Jens Thiel, geboren 1966 in Lutherstadt Eisleben, Dr. phil., Studium der Neueren und Neuesten Geschichte und der Kulturwissenschaft an der Humboldt-Universität zu Berlin, Mitarbeit u.a. an wissenschaftsgeschichtlichen und Editions-Projekten der Berlin-Brandenburgischen Akademie der Wissenschaften.
Zusammenfassung
Die Geschichte der Wissenschaften war und ist immer auch eine des Kampfes gegen das Unwissenschaftliche, der Abwehrrhetoriken und Verteidigungsstrategien sowie der Markierung vermeintlich divergierender Praktiken als nicht- oder pseudowissenschaftlich.
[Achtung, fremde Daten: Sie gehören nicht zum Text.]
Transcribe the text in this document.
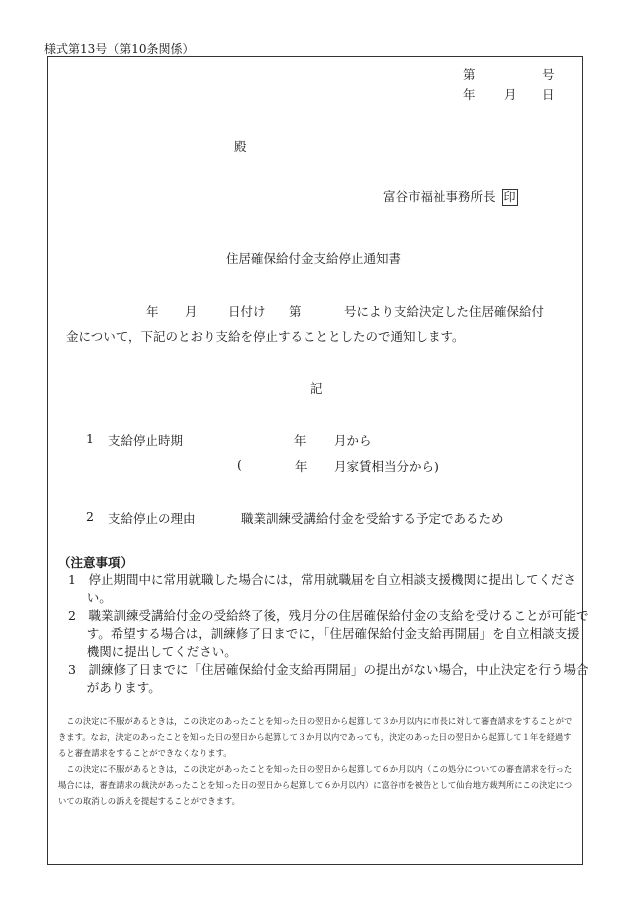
様式第13号（第10条関係）
第	号
年 月 日
殿
富谷市福祉事務所長 印
住居確保給付金支給停止通知書
年 月 日付け 第	号により支給決定した住居確保給付
金について，下記のとおり支給を停止することとしたので通知します。
記
1 支給停止時期	年 月から
(	年 月家賃相当分から)
2 支給停止の理由	職業訓練受講給付金を受給する予定であるため
（注意事項）
1　停止期間中に常用就職した場合には，常用就職届を自立相談支援機関に提出してください。
2　職業訓練受講給付金の受給終了後，残月分の住居確保給付金の支給を受けることが可能です。希望する場合は，訓練修了日までに，「住居確保給付金支給再開届」を自立相談支援機関に提出してください。
3　訓練修了日までに「住居確保給付金支給再開届」の提出がない場合，中止決定を行う場合があります。
この決定に不服があるときは，この決定のあったことを知った日の翌日から起算して３か月以内に市長に対して審査請求をすることができます。なお，決定のあったことを知った日の翌日から起算して３か月以内であっても，決定のあった日の翌日から起算して１年を経過すると審査請求をすることができなくなります。
この決定に不服があるときは，この決定があったことを知った日の翌日から起算して６か月以内（この処分についての審査請求を行った場合には，審査請求の裁決があったことを知った日の翌日から起算して６か月以内）に富谷市を被告として仙台地方裁判所にこの決定についての取消しの訴えを提起することができます。
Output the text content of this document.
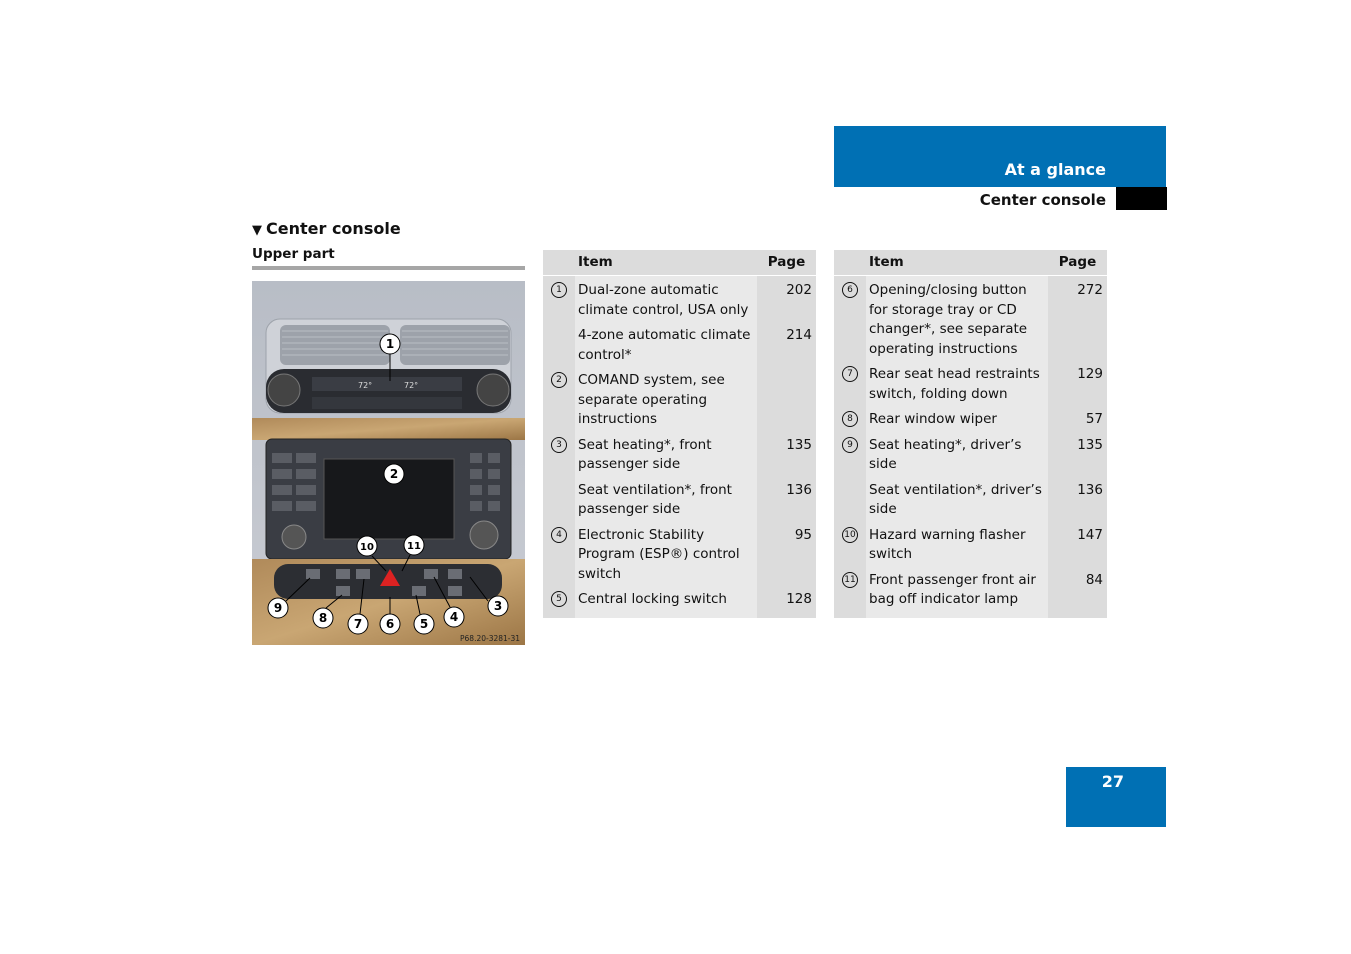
At a glance
Center console
▼ Center console
Upper part
72°	72°
1
2
3
4
5
6
7
8
9
10	11
P68.20-3281-31
	Item	Page
1	Dual-zone automatic climate control, USA only	202
	4-zone automatic climate control*	214
2	COMAND system, see separate operating instructions	
3	Seat heating*, front passenger side	135
	Seat ventilation*, front passenger side	136
4	Electronic Stability Program (ESP®) control switch	95
5	Central locking switch	128
	Item	Page
6	Opening/closing button for storage tray or CD changer*, see separate operating instructions	272
7	Rear seat head restraints switch, folding down	129
8	Rear window wiper	57
9	Seat heating*, driver’s side	135
	Seat ventilation*, driver’s side	136
10	Hazard warning flasher switch	147
11	Front passenger front air bag off indicator lamp	84
27
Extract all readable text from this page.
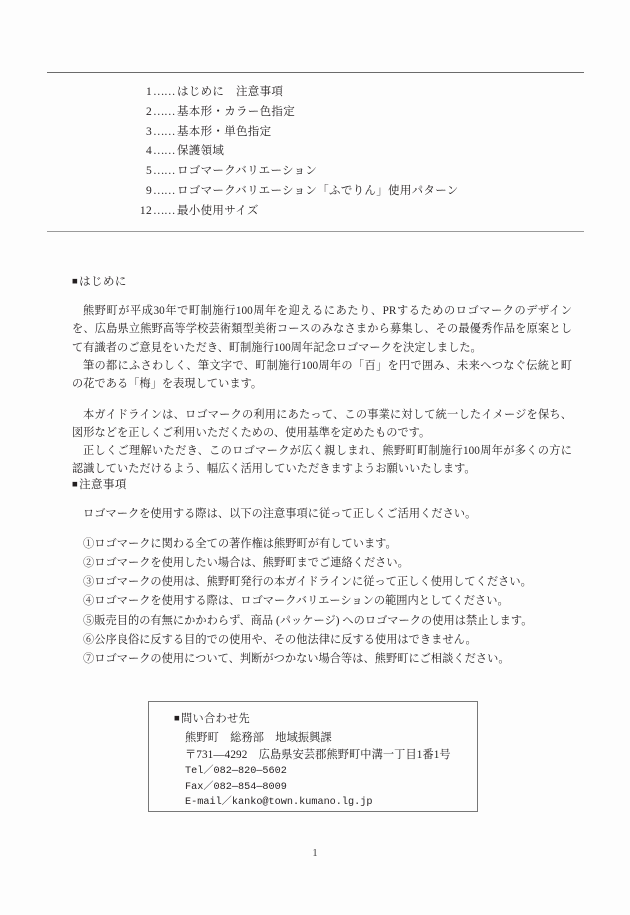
1 …… はじめに　注意事項
2 …… 基本形・カラー色指定
3 …… 基本形・単色指定
4 …… 保護領域
5 …… ロゴマークバリエーション
9 …… ロゴマークバリエーション「ふでりん」使用パターン
12 …… 最小使用サイズ
■はじめに

熊野町が平成30年で町制施行100周年を迎えるにあたり、PRするためのロゴマークのデザインを、広島県立熊野高等学校芸術類型美術コースのみなさまから募集し、その最優秀作品を原案として有識者のご意見をいただき、町制施行100周年記念ロゴマークを決定しました。

筆の都にふさわしく、筆文字で、町制施行100周年の「百」を円で囲み、未来へつなぐ伝統と町の花である「梅」を表現しています。

本ガイドラインは、ロゴマークの利用にあたって、この事業に対して統一したイメージを保ち、図形などを正しくご利用いただくための、使用基準を定めたものです。

正しくご理解いただき、このロゴマークが広く親しまれ、熊野町町制施行100周年が多くの方に認識していただけるよう、幅広く活用していただきますようお願いいたします。

■注意事項

ロゴマークを使用する際は、以下の注意事項に従って正しくご活用ください。

①ロゴマークに関わる全ての著作権は熊野町が有しています。
②ロゴマークを使用したい場合は、熊野町までご連絡ください。
③ロゴマークの使用は、熊野町発行の本ガイドラインに従って正しく使用してください。
④ロゴマークを使用する際は、ロゴマークバリエーションの範囲内としてください。
⑤販売目的の有無にかかわらず、商品 (パッケージ) へのロゴマークの使用は禁止します。
⑥公序良俗に反する目的での使用や、その他法律に反する使用はできません。
⑦ロゴマークの使用について、判断がつかない場合等は、熊野町にご相談ください。
■問い合わせ先
熊野町　総務部　地域振興課
〒731—4292　広島県安芸郡熊野町中溝一丁目1番1号
Tel／082—820—5602
Fax／082—854—8009
E-mail／kanko@town.kumano.lg.jp
1
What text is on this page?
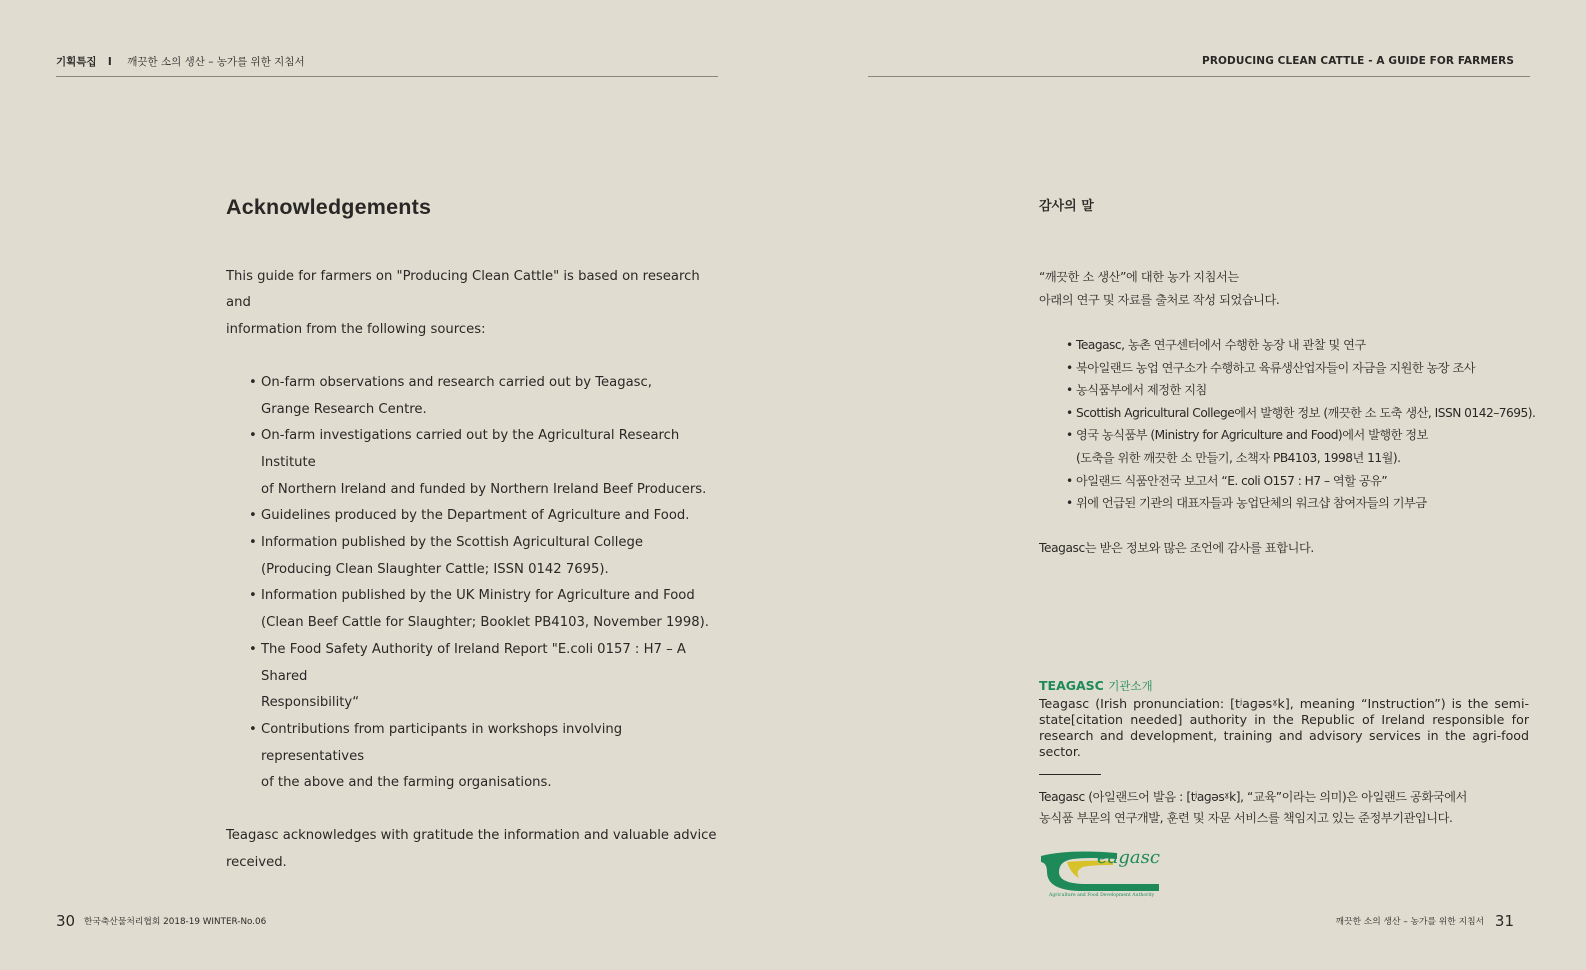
기획특집 I 깨끗한 소의 생산 – 농가를 위한 지침서	PRODUCING CLEAN CATTLE - A GUIDE FOR FARMERS
Acknowledgements

This guide for farmers on "Producing Clean Cattle" is based on research and
information from the following sources:

• On-farm observations and research carried out by Teagasc,
Grange Research Centre.
• On-farm investigations carried out by the Agricultural Research Institute
of Northern Ireland and funded by Northern Ireland Beef Producers.
• Guidelines produced by the Department of Agriculture and Food.
• Information published by the Scottish Agricultural College
(Producing Clean Slaughter Cattle; ISSN 0142 7695).
• Information published by the UK Ministry for Agriculture and Food
(Clean Beef Cattle for Slaughter; Booklet PB4103, November 1998).
• The Food Safety Authority of Ireland Report "E.coli 0157 : H7 – A Shared
Responsibility“
• Contributions from participants in workshops involving representatives
of the above and the farming organisations.

Teagasc acknowledges with gratitude the information and valuable advice
received.

감사의 말

“깨끗한 소 생산”에 대한 농가 지침서는
아래의 연구 및 자료를 출처로 작성 되었습니다.

• Teagasc, 농촌 연구센터에서 수행한 농장 내 관찰 및 연구
• 북아일랜드 농업 연구소가 수행하고 육류생산업자들이 자금을 지원한 농장 조사
• 농식품부에서 제정한 지침
• Scottish Agricultural College에서 발행한 정보 (깨끗한 소 도축 생산, ISSN 0142–7695).
• 영국 농식품부 (Ministry for Agriculture and Food)에서 발행한 정보
(도축을 위한 깨끗한 소 만들기, 소책자 PB4103, 1998년 11월).
• 아일랜드 식품안전국 보고서 “E. coli O157 : H7 – 역할 공유”
• 위에 언급된 기관의 대표자들과 농업단체의 워크샵 참여자들의 기부금

Teagasc는 받은 정보와 많은 조언에 감사를 표합니다.

TEAGASC 기관소개

Teagasc (Irish pronunciation: [tʲaɡəsˠk], meaning “Instruction”) is the semi-state[citation needed] authority in the Republic of Ireland responsible for research and development, training and advisory services in the agri-food sector.

Teagasc (아일랜드어 발음 : [tʲaɡəsˠk], “교육”이라는 의미)은 아일랜드 공화국에서
농식품 부문의 연구개발, 훈련 및 자문 서비스를 책임지고 있는 준정부기관입니다.

eagasc
Agriculture and Food Development Authority
30 한국축산물처리협회 2018-19 WINTER-No.06	깨끗한 소의 생산 – 농가를 위한 지침서 31
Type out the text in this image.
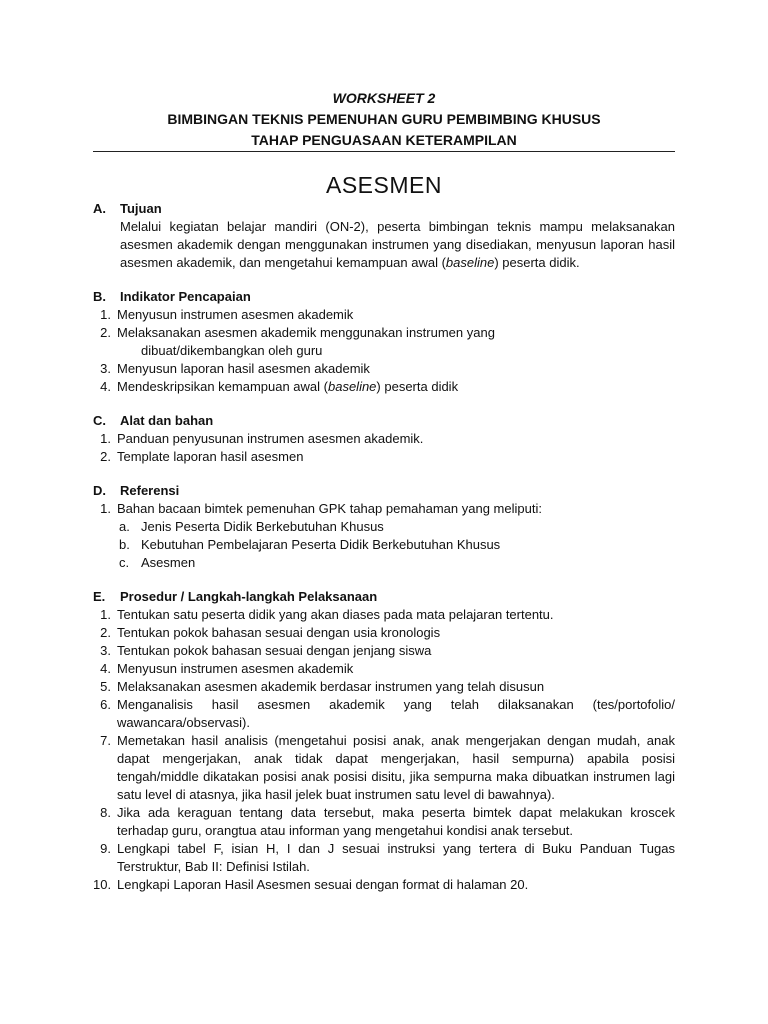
WORKSHEET 2
BIMBINGAN TEKNIS PEMENUHAN GURU PEMBIMBING KHUSUS
TAHAP PENGUASAAN KETERAMPILAN
ASESMEN
A.	Tujuan

Melalui kegiatan belajar mandiri (ON-2), peserta bimbingan teknis mampu melaksanakan asesmen akademik dengan menggunakan instrumen yang disediakan, menyusun laporan hasil asesmen akademik, dan mengetahui kemampuan awal (baseline) peserta didik.

B.	Indikator Pencapaian
1. Menyusun instrumen asesmen akademik
2. Melaksanakan asesmen akademik menggunakan instrumen yang
dibuat/dikembangkan oleh guru
3. Menyusun laporan hasil asesmen akademik
4. Mendeskripsikan kemampuan awal (baseline) peserta didik
C.	Alat dan bahan
1. Panduan penyusunan instrumen asesmen akademik.
2. Template laporan hasil asesmen
D.	Referensi
1. Bahan bacaan bimtek pemenuhan GPK tahap pemahaman yang meliputi:
a. Jenis Peserta Didik Berkebutuhan Khusus
b. Kebutuhan Pembelajaran Peserta Didik Berkebutuhan Khusus
c. Asesmen
E.	Prosedur / Langkah-langkah Pelaksanaan
1. Tentukan satu peserta didik yang akan diases pada mata pelajaran tertentu.
2. Tentukan pokok bahasan sesuai dengan usia kronologis
3. Tentukan pokok bahasan sesuai dengan jenjang siswa
4. Menyusun instrumen asesmen akademik
5. Melaksanakan asesmen akademik berdasar instrumen yang telah disusun
6. Menganalisis hasil asesmen akademik yang telah dilaksanakan (tes/portofolio/ wawancara/observasi).
7. Memetakan hasil analisis (mengetahui posisi anak, anak mengerjakan dengan mudah, anak dapat mengerjakan, anak tidak dapat mengerjakan, hasil sempurna) apabila posisi tengah/middle dikatakan posisi anak posisi disitu, jika sempurna maka dibuatkan instrumen lagi satu level di atasnya, jika hasil jelek buat instrumen satu level di bawahnya).
8. Jika ada keraguan tentang data tersebut, maka peserta bimtek dapat melakukan kroscek terhadap guru, orangtua atau informan yang mengetahui kondisi anak tersebut.
9. Lengkapi tabel F, isian H, I dan J sesuai instruksi yang tertera di Buku Panduan Tugas Terstruktur, Bab II: Definisi Istilah.
10. Lengkapi Laporan Hasil Asesmen sesuai dengan format di halaman 20.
Ist die Frage des Ein- und Ausschlusses von Wissen und Wissensträgern so alt wie die Wissenschaften selbst, so sind die Vorstellungen davon, wie sich die wesentlichen Unterschiede jeweils konstituieren, bis heute eher diffus. Die Beiträge dieses Bandes unterziehen Wissenschaftsfiktionen und Welterklärungstheorien aus dem 19. und 20. Jahrhundert, vom Spiritismus bis zur Stringtheorie, einer Relektüre. Dabei geht es einerseits um die wissenschaftspolitischen Konstellationen, die zu ihrer Einordnung als pseudowissenschaftlich geführt haben, andererseits aber auch um die Schärfung jener Grenze, die das Wissenschaftliche vom Pseudowissenschaftlichen trennt.